Faltaban veinte minutos y la
suerte parecía echada. Los rivales seguían teniendo la posesión casi absoluta
del balón y solo se dedicaban a pasársela entre ellos, hasta que erraron un
pase y la recuperó Augusto. El nuevo integrante de nosotros la paró y avanzó
tres metros, midiendo cada movimiento de los volantes contrarios. Cuando estos
salieron a presionarlo, el corpulento muchacho lanzó un centro frontal hacia el
área de ellos, y su compatriota comenzó a correr como una gacela.
No exagero cuando digo que corrió
tan rápido que sus rulos se fueron hacia atrás, como si este se hubiera montado
en una moto. Su marcador ni se enteró de lo que pasó, y cuando el arquero rival
quiso achicarlo, Guznaro la levantó con un toque suave, haciendo una volea
perfecta y marcando el empate impensado.
Cuando vi entrar el balón entrar en
el arco de ellos mi cuerpo empezó a temblar. Quise correr a abrazar a Guznaro
hacia el otro extremo de la cancha, pero temí que el corazón se me saliera por
la boca. Entonces volteé la cabeza y vi al gordo Rodas viniendo hacia mí con
las manos levantadas y gritando.
Nos demoramos casi cinco minutos
en celebrar el empate, y hubiéramos seguido de largo si el árbitro no nos daba
el ultimátum de darnos como perdedores sino reiniciábamos el juego. La
exaltación fue grande, pero al partido todavía le quedaba una vida, y los de la
“C” parecían molestos y decididos a reivindicarse.

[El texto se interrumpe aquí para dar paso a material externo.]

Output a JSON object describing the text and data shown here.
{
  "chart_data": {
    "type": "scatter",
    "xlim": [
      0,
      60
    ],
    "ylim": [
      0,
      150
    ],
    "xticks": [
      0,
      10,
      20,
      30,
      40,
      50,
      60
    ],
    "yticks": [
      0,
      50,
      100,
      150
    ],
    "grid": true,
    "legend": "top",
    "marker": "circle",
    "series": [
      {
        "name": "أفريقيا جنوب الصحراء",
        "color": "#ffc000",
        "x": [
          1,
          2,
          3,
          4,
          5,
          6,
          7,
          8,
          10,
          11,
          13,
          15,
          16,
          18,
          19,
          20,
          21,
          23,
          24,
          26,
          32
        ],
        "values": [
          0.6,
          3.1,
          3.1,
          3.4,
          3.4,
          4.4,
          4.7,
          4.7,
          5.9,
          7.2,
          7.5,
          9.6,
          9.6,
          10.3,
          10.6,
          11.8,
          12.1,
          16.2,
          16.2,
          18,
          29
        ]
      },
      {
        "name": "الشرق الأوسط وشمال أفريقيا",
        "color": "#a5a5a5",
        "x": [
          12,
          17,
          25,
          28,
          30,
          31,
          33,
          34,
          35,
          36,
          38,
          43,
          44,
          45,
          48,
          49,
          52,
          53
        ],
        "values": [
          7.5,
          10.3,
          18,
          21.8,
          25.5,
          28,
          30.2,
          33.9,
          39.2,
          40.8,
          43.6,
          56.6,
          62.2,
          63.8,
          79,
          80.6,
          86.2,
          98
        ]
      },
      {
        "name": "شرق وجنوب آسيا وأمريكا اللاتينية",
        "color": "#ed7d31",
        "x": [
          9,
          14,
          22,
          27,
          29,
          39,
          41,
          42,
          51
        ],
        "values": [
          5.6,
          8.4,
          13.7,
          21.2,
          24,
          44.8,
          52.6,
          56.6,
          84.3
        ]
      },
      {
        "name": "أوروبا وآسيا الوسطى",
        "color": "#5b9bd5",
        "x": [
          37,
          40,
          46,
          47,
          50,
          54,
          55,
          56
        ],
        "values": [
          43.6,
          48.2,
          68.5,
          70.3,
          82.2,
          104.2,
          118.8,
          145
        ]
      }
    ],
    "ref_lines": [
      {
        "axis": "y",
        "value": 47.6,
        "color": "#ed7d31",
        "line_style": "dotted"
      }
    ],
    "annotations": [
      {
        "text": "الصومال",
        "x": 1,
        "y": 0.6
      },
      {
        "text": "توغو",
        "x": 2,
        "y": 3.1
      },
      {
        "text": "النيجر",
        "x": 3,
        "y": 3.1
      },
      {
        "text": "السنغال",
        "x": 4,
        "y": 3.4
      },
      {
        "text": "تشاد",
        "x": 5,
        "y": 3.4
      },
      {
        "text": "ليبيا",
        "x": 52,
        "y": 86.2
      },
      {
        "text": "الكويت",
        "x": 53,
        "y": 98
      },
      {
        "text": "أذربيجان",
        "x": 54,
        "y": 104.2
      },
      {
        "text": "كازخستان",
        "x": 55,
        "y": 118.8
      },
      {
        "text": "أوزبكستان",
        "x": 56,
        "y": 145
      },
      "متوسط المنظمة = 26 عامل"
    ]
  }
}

Con señas, el Capu nos dijo que volvíamos al plan
inicial: jaula de pájaro y todos los despejes para Guznaro, el único hombre
nuestro que quedó en ataque.
Los de la “C” nos empezaron a
llenarnos de pelotazos, y patear desde fuera del área. Pero felizmente, la
defensa nuestra estuvo bien cuajada, y no solo gracias a los despejes del Augusto,
sino también, a las arremetidas del Gordo Rodas, que a veces salía más allá del
área chica para echar balones al lateral.
Pasaron los minutos y nuestro
sueño se hacía cada vez más real, hasta que llegó el fatídico minuto noventa.
Luego de un centro al área nuestra, el Capu
quiso despejar con el pie, pero resbaló y el balón terminó chocándole en la
mano, por lo que el árbitro no dudo en pitar penal.
El mundo se nos vinos abajo, y
pese a nuestros airados reclamos contra el pito, este no cambió de decisión. Parecía
que todo el esfuerzo que habíamos hecho se esfumó por la borda, y más todavía
cuando el diez de ellos, el más experimentado y en mejor estado físico, cogió
el balón y se dispuso a patear.
Pero nadie contaba con el coraje
del Gordo Rodas. El muy atrevido se acercó a su contrincante y sin aspavientos
le gritó: “¡La vas a fallar por hijueputa!”, lo que fue celebrado por nosotros.
Llegó el momento de penal y yo no
quise ver. Tapé mis ojos con mis dos manos, y de pronto escuché un grito
desgarrador. Volví en mí mismo y vi a nuestro capitán corriendo hacia el arco,
donde yacía el Gordo Rodas con la pelota en las manos, llorando
desconsoladamente y diciendo cosas que nadie podía entender.
Entonces solo atiné a correr
junto con mis compañeros y unirme al festejo.